Essay · October 1, 2025
Notes on AI design
A working set of notes on what I've learned designing for AI features inside enterprise products: what holds up, what falls apart, and what I'd push back on next time.
Placeholder content. Replace with the real essay when ready; frontmatter and routing already work.
Why I'm writing this down
Most "AI design" writing I read is either evangelism or pattern-library posting. Neither has been useful for the work I actually do, which is shipping AI features inside an existing enterprise product where the bar for trust is very high and the cost of being wrong is real money.
A few starting claims
- AI features are data products first, UI second.
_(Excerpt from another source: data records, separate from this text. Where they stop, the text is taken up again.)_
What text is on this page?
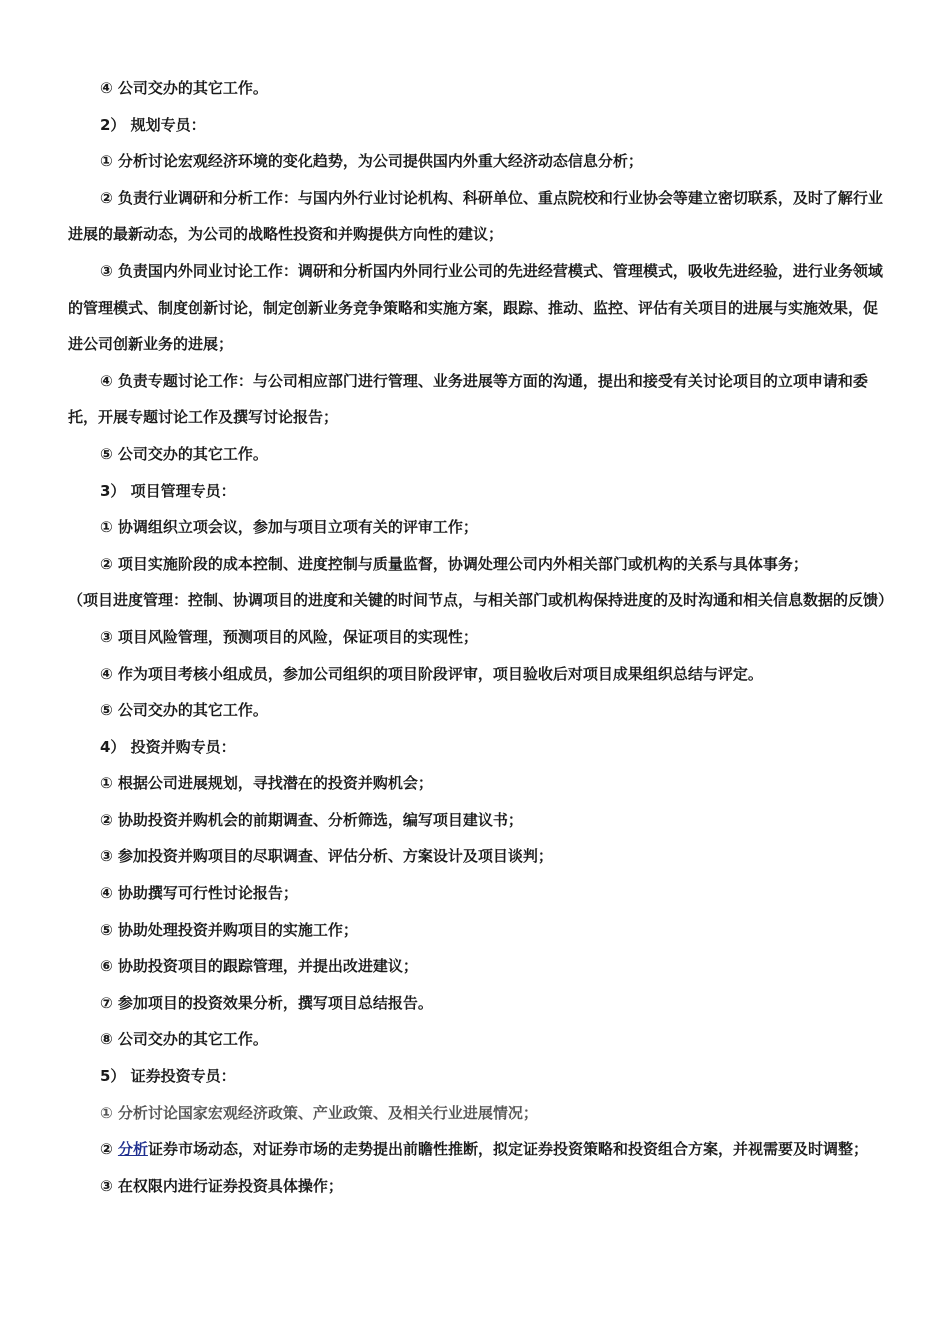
④ 公司交办的其它工作。

2） 规划专员：

① 分析讨论宏观经济环境的变化趋势，为公司提供国内外重大经济动态信息分析；

② 负责行业调研和分析工作：与国内外行业讨论机构、科研单位、重点院校和行业协会等建立密切联系，及时了解行业进展的最新动态，为公司的战略性投资和并购提供方向性的建议；

③ 负责国内外同业讨论工作：调研和分析国内外同行业公司的先进经营模式、管理模式，吸收先进经验，进行业务领域的管理模式、制度创新讨论，制定创新业务竞争策略和实施方案，跟踪、推动、监控、评估有关项目的进展与实施效果，促进公司创新业务的进展；

④ 负责专题讨论工作：与公司相应部门进行管理、业务进展等方面的沟通，提出和接受有关讨论项目的立项申请和委托，开展专题讨论工作及撰写讨论报告；

⑤ 公司交办的其它工作。

3） 项目管理专员：

① 协调组织立项会议，参加与项目立项有关的评审工作；

② 项目实施阶段的成本控制、进度控制与质量监督，协调处理公司内外相关部门或机构的关系与具体事务；

（项目进度管理：控制、协调项目的进度和关键的时间节点，与相关部门或机构保持进度的及时沟通和相关信息数据的反馈）

③ 项目风险管理，预测项目的风险，保证项目的实现性；

④ 作为项目考核小组成员，参加公司组织的项目阶段评审，项目验收后对项目成果组织总结与评定。

⑤ 公司交办的其它工作。

4） 投资并购专员：

① 根据公司进展规划，寻找潜在的投资并购机会；

② 协助投资并购机会的前期调查、分析筛选，编写项目建议书；

③ 参加投资并购项目的尽职调查、评估分析、方案设计及项目谈判；

④ 协助撰写可行性讨论报告；

⑤ 协助处理投资并购项目的实施工作；

⑥ 协助投资项目的跟踪管理，并提出改进建议；

⑦ 参加项目的投资效果分析，撰写项目总结报告。

⑧ 公司交办的其它工作。

5） 证券投资专员：

① 分析讨论国家宏观经济政策、产业政策、及相关行业进展情况；

② 分析证券市场动态，对证券市场的走势提出前瞻性推断，拟定证券投资策略和投资组合方案，并视需要及时调整；

③ 在权限内进行证券投资具体操作；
If the model isn't grounded in something the user already trusts (their data, their history, their entities), no amount of UI craft will rescue it.
- Confidence is not a UI element. Showing a percentage next to an answer is almost always worse than reshaping the interaction so the user only ever sees high-confidence outputs.
- Reversibility beats accuracy. A wrong answer the user can undo in two seconds is better than a right answer that they have to verify for two minutes.
- The design question is "where in the workflow does this earn its place?", not "what should the prompt look like?"
What I want to flesh out next
- Patterns for grounding AI in structured business data without leaking it.
- When to use a model and when to use a query.
- What it actually takes to design for review, audit, and rollback.
- The handoff between AI suggestions and the user's existing system of record.